The other song proper is Ruun II: The Epitaph, presumably a sequel to the title track of their ninth album, the award-winning Ruun, from 2006. It's a little shorter but just as patient and deceptive in how much it achieves. It's a quieter piece too, one that starts out progressive but ventures firmly into gothic territory as it grows. It's hypnotic in its repetitive opening, but there are hints behind the droning keyboards and ritual hand drums that only grow when the vocals show up. Again, the Hawkwind influence shows up, with pulsing determination, but there's Bauhaus here too.
The instrumental tracks are less interesting but they're still worthy. They both find agreeably odd vibes, but neither feels like a complete entity, but I'm not yet sure whether they ought to be part of a much bigger, more ambitious piece or whether they should be split up further into a bundle of short interludes, especially the first of them, Intermezzo I: Lonnlig.

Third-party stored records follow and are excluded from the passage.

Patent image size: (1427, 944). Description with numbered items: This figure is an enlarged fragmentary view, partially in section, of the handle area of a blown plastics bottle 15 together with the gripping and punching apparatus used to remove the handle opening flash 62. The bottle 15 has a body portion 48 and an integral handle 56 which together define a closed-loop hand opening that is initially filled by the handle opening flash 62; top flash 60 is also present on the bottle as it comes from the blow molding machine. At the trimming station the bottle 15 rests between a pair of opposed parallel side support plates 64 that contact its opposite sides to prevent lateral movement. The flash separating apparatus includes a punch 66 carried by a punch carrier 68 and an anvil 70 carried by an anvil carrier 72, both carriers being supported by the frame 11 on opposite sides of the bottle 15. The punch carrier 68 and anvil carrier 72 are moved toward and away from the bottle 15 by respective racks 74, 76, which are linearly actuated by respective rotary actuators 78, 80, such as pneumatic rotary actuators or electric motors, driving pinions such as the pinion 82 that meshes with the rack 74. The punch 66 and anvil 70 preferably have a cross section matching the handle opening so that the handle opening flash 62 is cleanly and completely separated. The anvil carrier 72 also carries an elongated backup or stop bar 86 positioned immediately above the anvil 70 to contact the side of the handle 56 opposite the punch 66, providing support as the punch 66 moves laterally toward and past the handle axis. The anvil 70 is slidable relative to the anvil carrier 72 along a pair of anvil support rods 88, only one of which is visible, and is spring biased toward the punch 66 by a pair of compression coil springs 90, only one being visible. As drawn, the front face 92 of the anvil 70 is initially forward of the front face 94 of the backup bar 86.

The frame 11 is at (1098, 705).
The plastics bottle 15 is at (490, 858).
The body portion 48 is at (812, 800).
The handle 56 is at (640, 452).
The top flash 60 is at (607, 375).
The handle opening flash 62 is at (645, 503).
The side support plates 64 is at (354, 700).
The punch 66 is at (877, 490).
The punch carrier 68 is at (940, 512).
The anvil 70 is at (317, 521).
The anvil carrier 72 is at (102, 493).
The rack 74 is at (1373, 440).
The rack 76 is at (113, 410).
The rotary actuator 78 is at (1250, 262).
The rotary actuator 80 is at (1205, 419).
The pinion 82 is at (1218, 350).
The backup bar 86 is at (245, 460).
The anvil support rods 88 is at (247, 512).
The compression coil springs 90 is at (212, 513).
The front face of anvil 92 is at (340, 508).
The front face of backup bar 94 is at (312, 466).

Gudlig., which could easily be broken up into two pieces or expanded into something more substantial. I'm not convinced that it accompanies either the title track before it or Ruun II after it, so it becomes a question that won't ever find its answer.
And so this is very much an assortment of Enslaved music to dip into rather than the coherent four track EP it may be trying to be. Everything's worthy and some of it is excellent but everything also works best in isolation from everything else. Maybe it's a teaser for a forthcoming album, when it might make more sense. In the meantime, it's more enjoyable stuff from an endlessly fascinating band still growing and evolving thirty years into their existence.